The hydracide is obtained by heating 50 parts of ethyl 2-styrylchinoHn-4-carboxylic acid ester (obtained according to Example 8) with 20 parts of anhydrous hydracine (excess) and 20 parts of alcohol for about 4 hours. The product is freed from excess hydr'-acin by washing with water and then washed with alcohol and ether. The hydracid is sparingly soluble in alcohol and melts at 215 °.

i o. By condensation of 4-chloro-6-ethoxy-a-methylquinoline with m-nitrobenzaldehyde, 2,3'-nitrostyryl-4-chloro-6-ethoxyquinoline is obtained, which is heated to 220 ° with alcoholic ammonia, the very sparingly soluble 2,3'-nitrostyryl-4-amino-6-ethoxychinoli.nhydrochlorid provides. By reduction with iron, the 2,3'-aminostyryl-4-amino, -6-ethoxyquinoline is obtained from it, which is identical in all properties, salt formation, melting point and 'mixed melting point, etc., to that of the example? obtained connection. 2-styryl-4, ethylamino-6-ethoxyquinoline. 5 g of 2-styryl, 4-chloro-6-ethoxychino: are heated with 15 cc of alcoholic ethylamine solution, 25 percent, and 10 cc of alcohol for 10 hours in a tube to 20 to 220 minutes. The precipitated product is filtered off with suction, dissolved in hot water, the base is precipitated with ammonia and recrystallized from dilute alcohol. It is pale yellow in color and melts at 178 '.

The glycolic acid salt melts at 214 to 216 'with decomposition.

12 2-Styryl-4-diethylaanino-6-ethoxyquinoline. iog 2-styryl-4-chloro-6-ethoxyquinoline, i 5 g of alcohol, i 5 g of diethylamine are heated in a tube for 10 hours to 2 io ', diethyl a min and alcohol distilled off, the Rüdk- stand dissolved in much dilute hydrochloric acid and the base is precipitated with ammonia.

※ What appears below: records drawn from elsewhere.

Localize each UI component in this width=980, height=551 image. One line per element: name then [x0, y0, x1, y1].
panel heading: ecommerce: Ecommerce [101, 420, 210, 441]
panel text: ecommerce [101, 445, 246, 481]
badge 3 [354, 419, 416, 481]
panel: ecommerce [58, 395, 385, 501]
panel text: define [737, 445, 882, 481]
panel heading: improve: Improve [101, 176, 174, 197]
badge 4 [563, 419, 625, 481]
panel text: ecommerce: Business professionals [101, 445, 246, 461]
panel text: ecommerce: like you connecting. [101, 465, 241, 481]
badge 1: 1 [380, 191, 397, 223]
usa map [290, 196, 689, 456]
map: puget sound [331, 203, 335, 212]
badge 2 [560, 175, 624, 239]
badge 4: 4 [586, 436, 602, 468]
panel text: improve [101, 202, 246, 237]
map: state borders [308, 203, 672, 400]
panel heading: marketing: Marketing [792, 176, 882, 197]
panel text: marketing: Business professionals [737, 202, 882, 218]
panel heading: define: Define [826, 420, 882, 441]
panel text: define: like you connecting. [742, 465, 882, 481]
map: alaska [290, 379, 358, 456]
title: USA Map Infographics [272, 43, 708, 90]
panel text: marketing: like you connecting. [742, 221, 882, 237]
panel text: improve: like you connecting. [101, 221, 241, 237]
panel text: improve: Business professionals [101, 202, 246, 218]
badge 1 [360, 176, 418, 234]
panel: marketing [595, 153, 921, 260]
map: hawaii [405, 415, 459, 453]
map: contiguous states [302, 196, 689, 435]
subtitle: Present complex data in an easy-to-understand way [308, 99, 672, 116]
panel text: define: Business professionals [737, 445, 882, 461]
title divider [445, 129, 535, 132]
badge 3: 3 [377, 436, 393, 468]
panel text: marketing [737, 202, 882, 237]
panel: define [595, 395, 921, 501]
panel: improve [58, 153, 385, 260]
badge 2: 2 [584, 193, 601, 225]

The base is easily soluble in alcohol, ether, chloroform, Acetone. Melting point: io3 °. You can also make the connection win by z. B. q.-Cblor .-. 6-ethoxy- 2 methylquinoline with alcoholic diethyl Heated to 20 ° for amin 10 hours at the zoo and the resulting 4.-diethylaminoi-6; ethoxy- 2-methylquinoline. (M.p. 7q. °) with Benz- aldehyde and zinc chloride in the corresponding Styryl compound transferred.

Claims (1)

PATRNT CLAIM: Process for the representation of chino- lin.derivaten, consisting in the fact that one in derivatives of 2-methylquinoline general formula: wherein R is either a halogen atom or an alkoxy., hydracino, carbamido or Carbacidorest can mean, or whose core substitution products in random order according to the usual Methods the remainder R against an amino, rest replaced and the 2-methyl group in transferred a styryl residue.